En dehors de l’agencement urbain, il s’agit aussi parfois de trouver la bonne information, le bon service mais aussi la bonne personne-ressource au sein des entreprises. « Dans mes postes précédents, on sous-entendait qu’il fallait que je me débrouille et que si j’avais des questions, il fallait que je trouve la bonne personne à qui demander », explique Djamilatou Diallo. « L’accès aux ressources francophones dans ce domaine n’est pas toujours évident à trouver. Cependant, RésoSanté propose une redirection sur les services adéquats. Quand je suis arrivée à Vancouver, j’ai été agréablement surprise par les services d’entraide offerts, une offre pas toujours aussi étendue en Europe ».
Un accès parfois difficile à l’information
Ici, en Colombie-Britannique, Nicolas Bouchard, un gestionnaire en santé mentale à RésoSanté, déplore le manque de communication sur la prise en charge des soins par la couverture médicale mais aussi le manque de visibilité.
Pour preuve, Monsieur Bouchard, qui est aussi intervenant pour un organisme de soutien aux personnes souffrant de troubles mentaux (MPA Society) et qui travaille également dans une clinique pour laquelle il suit des victimes d’accidents de la route ayant aussi un handicap physique, souligne « qu’il y a de la demande mais pas assez de services. Je pense que la communication n’est peut-être pas assez importante. Avec quelques collègues, nous avions monté une plateforme d’écoute gratuite au début de la pandémie, mais seules trois personnes nous avaient sollicités ».
Un isolement accentué par la COVID-19
En ce qui concerne la santé mentale, le gestionnaire à RésoSanté dans ce domaine met l’accent sur la grande détresse de ses patients dévorés par l’anxiété et qui n’osent plus sortir en raison de la pandémie.
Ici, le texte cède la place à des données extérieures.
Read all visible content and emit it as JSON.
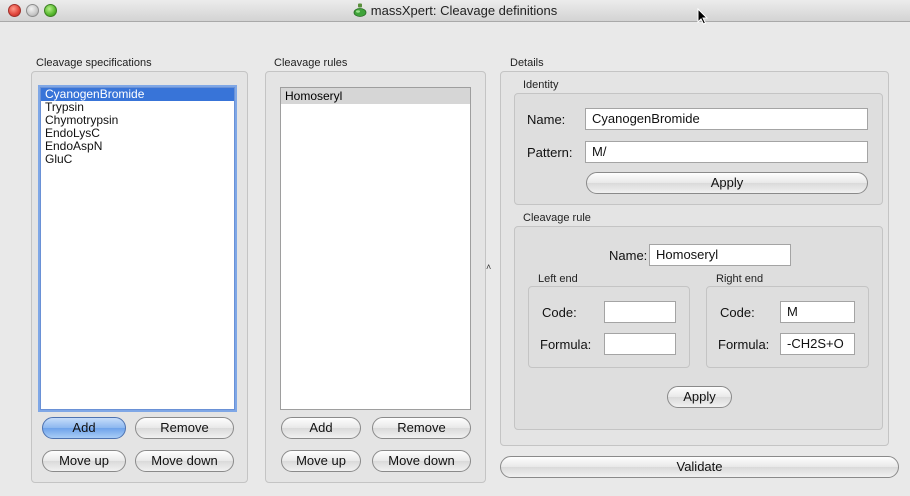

L’isolement constituait déjà un problème majeur pour le public handicapé avant la COVID-19, et la pandémie n’a fait qu’aggraver ce sentiment. « C’est difficile pour nous d’avoir un suivi en cette période. Il y a certaines personnes que nous n’avons pas vues depuis huit mois. Ce qui est vraiment compliqué, c’est que les gens ne savent pas quand ça va changer et où l’on s’en va », explique-t-il.
S’il reste encore des améliorations à apporter pour une meilleure inclusion des personnes handicapées, au niveau professionnel par exemple, le changement de mentalité demeure le premier chantier auquel chaque citoyen peut participer.